Entertainment

How This ‘Night School’ Star Dealt With Her Exes’ Insecurities About Her Financial Independence

by Angelica Florio

When celebrities hang out with Bustle editors, we want to give them the chance to leave their mark. Literally. So we hand them a pen, a piece of paper, a few questions, and ask them to get creative. The rest is up to them. This time, Night School star Megalyn Echikunwoke is leaving her mark in the Bustle Booth.

In the comedy Night School, Megalyn Echikunwoke plays Lisa, the girlfriend of successful salesman Teddy (Kevin Hart). Early in the movie, Teddy expresses his insecurity over his girlfriend's higher salary, but that anxiety comes to a head after he loses his job and has to enroll in night school to obtain the high school diploma he never got after dropping out years prior. Teddy's pursuit of a GED later in life leads to equal parts hilarious and heartwarming moments, but it also exposes the way that outdated gender roles can jeopardize relationships. Sitting down in Bustle's New York offices, Echikunwoke reveals that her character's dating struggles aren't exactly foreign to the actor herself.

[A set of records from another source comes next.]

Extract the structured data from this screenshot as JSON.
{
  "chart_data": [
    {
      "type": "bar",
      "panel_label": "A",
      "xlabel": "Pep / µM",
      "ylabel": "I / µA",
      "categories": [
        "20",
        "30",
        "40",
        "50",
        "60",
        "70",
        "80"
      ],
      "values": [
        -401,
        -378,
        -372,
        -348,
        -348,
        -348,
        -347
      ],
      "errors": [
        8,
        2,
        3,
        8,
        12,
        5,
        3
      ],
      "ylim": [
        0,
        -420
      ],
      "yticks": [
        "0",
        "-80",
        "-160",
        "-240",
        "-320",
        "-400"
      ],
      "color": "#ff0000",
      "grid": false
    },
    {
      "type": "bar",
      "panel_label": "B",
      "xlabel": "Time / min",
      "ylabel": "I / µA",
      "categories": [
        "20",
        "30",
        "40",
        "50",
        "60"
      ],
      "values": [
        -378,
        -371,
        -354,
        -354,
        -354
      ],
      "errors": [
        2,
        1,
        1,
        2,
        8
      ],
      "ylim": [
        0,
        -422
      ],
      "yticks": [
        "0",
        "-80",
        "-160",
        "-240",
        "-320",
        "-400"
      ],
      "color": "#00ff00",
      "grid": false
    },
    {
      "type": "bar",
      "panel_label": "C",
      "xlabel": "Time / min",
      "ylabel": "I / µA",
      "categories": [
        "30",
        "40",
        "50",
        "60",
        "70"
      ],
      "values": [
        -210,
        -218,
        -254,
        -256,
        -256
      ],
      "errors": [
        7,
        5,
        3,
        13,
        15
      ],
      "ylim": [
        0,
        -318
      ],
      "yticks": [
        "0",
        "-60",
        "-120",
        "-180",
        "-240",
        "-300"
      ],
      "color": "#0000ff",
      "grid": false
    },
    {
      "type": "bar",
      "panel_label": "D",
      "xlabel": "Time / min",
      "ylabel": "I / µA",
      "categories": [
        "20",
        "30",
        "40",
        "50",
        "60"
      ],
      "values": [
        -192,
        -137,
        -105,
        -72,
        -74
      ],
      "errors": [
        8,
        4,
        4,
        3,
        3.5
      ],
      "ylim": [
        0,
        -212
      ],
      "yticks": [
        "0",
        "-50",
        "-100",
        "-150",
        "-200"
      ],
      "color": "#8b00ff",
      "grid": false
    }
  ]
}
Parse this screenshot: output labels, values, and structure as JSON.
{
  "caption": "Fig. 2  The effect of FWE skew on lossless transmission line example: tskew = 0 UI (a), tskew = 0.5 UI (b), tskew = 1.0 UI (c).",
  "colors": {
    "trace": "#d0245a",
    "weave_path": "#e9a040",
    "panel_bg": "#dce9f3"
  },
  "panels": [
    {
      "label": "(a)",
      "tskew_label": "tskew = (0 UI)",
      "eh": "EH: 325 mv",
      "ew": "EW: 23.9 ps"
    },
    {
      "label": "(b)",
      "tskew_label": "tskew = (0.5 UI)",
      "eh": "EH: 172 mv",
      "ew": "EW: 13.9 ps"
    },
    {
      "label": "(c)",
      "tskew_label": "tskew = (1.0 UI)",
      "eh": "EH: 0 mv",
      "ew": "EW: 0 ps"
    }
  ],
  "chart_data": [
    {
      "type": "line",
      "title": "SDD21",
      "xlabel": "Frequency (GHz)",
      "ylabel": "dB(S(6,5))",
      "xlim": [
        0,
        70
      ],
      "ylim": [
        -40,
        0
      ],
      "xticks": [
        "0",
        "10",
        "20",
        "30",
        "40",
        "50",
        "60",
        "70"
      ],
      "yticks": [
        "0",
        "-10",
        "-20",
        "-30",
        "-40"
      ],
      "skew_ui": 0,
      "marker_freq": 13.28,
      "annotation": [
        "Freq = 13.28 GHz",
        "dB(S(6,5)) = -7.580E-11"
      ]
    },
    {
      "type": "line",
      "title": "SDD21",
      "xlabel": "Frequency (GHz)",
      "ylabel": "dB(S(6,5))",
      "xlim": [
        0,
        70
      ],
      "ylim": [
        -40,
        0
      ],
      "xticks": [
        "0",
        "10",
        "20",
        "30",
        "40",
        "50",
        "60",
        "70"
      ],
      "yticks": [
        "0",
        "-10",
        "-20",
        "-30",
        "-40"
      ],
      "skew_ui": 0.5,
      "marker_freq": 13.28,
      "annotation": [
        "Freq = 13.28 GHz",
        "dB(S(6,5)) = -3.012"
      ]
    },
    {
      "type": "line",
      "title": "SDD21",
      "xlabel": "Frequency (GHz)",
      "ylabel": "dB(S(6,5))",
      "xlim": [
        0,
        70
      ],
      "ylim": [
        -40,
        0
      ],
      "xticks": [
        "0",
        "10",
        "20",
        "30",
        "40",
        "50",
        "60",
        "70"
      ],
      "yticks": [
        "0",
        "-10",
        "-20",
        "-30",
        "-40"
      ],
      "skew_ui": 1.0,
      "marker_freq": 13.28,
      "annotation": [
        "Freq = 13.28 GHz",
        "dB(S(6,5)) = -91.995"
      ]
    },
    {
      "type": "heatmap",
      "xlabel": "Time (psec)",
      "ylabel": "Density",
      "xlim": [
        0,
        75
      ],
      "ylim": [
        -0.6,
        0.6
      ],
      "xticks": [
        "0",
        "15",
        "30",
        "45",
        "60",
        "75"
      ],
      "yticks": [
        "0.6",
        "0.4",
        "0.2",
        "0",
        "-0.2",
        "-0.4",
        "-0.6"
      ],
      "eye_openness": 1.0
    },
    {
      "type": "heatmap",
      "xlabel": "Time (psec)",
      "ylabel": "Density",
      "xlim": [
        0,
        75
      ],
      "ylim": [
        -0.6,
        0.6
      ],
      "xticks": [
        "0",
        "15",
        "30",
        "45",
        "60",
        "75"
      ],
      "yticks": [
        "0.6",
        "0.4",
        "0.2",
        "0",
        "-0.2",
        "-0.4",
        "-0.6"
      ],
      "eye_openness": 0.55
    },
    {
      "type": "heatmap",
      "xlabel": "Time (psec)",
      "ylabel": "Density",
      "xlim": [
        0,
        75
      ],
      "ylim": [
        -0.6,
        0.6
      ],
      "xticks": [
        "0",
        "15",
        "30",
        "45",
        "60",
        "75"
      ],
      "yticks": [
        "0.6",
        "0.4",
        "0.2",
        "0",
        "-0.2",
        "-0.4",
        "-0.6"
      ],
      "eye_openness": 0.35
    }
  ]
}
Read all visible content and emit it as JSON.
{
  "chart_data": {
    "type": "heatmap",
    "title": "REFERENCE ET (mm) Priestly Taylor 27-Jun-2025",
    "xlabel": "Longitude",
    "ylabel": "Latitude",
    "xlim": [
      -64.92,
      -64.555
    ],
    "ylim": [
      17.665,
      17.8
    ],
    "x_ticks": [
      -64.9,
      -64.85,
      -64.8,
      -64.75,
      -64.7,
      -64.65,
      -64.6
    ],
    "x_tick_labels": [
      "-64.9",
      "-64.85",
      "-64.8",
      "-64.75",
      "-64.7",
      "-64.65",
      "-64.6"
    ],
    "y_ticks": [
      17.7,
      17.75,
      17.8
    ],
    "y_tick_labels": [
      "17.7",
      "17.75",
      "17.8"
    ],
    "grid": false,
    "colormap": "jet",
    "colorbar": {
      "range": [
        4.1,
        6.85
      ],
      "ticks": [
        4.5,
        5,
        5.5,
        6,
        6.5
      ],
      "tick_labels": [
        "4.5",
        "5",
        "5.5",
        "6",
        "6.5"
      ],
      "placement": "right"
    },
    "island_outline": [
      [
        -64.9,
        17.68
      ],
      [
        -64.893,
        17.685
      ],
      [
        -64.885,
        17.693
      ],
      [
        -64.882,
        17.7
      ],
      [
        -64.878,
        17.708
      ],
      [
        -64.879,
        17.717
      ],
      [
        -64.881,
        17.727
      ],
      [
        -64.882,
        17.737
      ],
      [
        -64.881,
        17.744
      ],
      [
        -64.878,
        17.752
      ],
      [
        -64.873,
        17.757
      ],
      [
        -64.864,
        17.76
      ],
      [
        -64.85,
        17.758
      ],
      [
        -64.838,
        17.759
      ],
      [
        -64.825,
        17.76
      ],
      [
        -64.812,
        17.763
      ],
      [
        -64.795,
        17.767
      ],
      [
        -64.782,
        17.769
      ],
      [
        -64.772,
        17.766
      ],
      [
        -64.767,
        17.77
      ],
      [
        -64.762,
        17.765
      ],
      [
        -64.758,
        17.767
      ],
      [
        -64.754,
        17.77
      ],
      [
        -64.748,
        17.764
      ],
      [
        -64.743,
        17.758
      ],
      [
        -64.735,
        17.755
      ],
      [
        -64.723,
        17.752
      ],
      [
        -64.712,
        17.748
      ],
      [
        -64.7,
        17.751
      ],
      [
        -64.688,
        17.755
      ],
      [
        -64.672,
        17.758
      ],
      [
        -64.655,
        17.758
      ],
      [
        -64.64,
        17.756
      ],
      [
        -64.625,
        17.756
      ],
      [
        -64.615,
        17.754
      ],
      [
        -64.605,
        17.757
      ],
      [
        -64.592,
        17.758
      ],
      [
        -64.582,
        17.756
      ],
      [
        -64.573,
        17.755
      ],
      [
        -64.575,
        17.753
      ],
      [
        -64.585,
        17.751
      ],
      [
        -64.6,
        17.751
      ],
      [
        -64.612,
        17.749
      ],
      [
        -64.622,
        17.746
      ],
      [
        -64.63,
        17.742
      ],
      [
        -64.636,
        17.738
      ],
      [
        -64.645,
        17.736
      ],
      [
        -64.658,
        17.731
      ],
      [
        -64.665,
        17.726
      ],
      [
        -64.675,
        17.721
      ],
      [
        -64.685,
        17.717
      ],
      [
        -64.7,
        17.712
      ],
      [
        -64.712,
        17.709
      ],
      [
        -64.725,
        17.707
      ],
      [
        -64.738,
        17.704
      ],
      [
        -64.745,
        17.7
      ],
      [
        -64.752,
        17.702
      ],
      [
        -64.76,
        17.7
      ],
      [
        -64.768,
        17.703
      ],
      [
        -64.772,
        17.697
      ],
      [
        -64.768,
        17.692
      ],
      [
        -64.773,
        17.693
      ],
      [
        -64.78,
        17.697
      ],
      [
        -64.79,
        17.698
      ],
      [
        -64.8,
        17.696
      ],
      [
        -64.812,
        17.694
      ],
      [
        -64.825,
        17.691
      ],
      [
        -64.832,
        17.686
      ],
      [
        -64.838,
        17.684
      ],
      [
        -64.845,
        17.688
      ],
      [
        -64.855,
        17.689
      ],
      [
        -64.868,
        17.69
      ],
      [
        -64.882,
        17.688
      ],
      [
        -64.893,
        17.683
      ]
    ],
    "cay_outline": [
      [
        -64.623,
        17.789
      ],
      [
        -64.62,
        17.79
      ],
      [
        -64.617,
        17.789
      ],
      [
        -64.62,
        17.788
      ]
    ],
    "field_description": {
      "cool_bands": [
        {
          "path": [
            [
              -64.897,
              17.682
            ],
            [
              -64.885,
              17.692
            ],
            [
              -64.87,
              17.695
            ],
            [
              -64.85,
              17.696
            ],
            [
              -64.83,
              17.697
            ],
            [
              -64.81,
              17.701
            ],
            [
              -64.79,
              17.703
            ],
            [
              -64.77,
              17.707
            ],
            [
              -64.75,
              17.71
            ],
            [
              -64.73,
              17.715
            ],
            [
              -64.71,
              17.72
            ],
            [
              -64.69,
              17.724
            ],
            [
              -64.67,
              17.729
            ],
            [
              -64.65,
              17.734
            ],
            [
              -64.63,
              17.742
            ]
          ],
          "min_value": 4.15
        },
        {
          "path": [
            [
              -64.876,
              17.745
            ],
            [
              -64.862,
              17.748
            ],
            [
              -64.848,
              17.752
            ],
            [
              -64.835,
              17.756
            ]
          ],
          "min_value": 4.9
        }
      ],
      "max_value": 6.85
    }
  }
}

The actor recognized Teddy's panic over trying to impress his girlfriend is something that happens due to society's expectation that man be the main breadwinner of a family. And doesn't help their circumstances that Teddy doesn't just want to provide for his girlfriend, but he wants to spoil her.

"I think the social implications of not being super financially independent [or] wealthy — [not] having the right car, having the right shoes, having the right watch — for some men can be really detrimental," she says, leaning casually against the arm of a couch. "So they overcomplicate things, and they really don’t have to, because there are plenty of wonderful women like Lisa, who just loves you for you."

Echikunwoke has dealt with this kind of insecurity before; fortunately, she has a sense of humor and perspective about the whole thing.

"I started acting when I was pretty young so... I was probably making more money than some people my age. You know when 20-year-olds start, they’re in college, they’re not making that much money, but I was working. I had started early and so sometimes dating guys my age was a little bit tricky because they would say it was fine, but then it wouldn’t be fine, it would definitely seep into the relationship," she says.

The actor says that some of her exes would worry that she was judging them for not having as much money as her. They would read into her actions too much, thinking that she'd resented them for not paying for everything. Echikunwoke says that men would "start projecting things onto [me] that [weren't] happening."

Meanwhile, the actor tells me that she wanted to date her boyfriends solely for who they were, rather than their abilities to buy things. "I wasn’t looking for a guy who had money I was just like, 'Do you make me laugh? Are we, do we have fun? Do we have chemistry? Because I can pay for my own stuff," she says, sounding exactly like her Night School character.

Kevin Winter/Getty Images Entertainment/Getty Images

Since Echikunwoke has been a working actor since she was young, she's been financially independent for a long time. Now, she says she feels "privileged" to act in a movie which showcases that women aren't just waiting around to be rescued, as so many other movies portray.

"It’s usually the other way around, and it’s the guy who’s like saving the woman. [He's] plucking her and propping her up and making her life better financially," the actor says. "I thought it was fun to kind of flip that narrative on its head."

The gender roles that the actor rejects also dictate that women should be whipping up meals for their men, and Echikunwoke claims that she does not cook. When she wanted to learn, however, she had a teacher that most people could only dream of: Night School co-star Tiffany Haddish.

"I was just starting to get to know [Haddish] and she was so sweet, and I was telling her... that I don’t really know how to cook things that my boyfriend likes to cook and she was like, ‘You know what? I'mma teach you how to make fried chicken. You’re gonna come over to my house, I’m gonna teach you how to do it, [in] a healthy way, and I'mma teach you all the things, and he’s gonna love it!'"

She made the recipe once, but tells me, "I’m not Tiffany Haddish." And while that's true, Echikunwoke says that she's finding her footing as a comedic actor in ways she'd never anticipated.

"I don’t necessarily think of myself as deliberately trying to be a comedian, but I do love doing comedy and I think it’s a skill that I’ve definitely tried to cultivate," she says.

Echikunwoke certainly shows off her comedy chops in Night School, which arguably stars some of the greatest comedians of today. Now, she's on to star in a dark comedy called Apologia on Broadway, which she calls "a dream come true." The play follows a prominent art historian (Stockard Channing) whose past threatens her family as it resurfaces in a memoir written about her

Her next goal is to star in a Broadway musical, so she likely won't have any extra time to make you or anyone else fried chicken. But she'll definitely be able to foot the bill.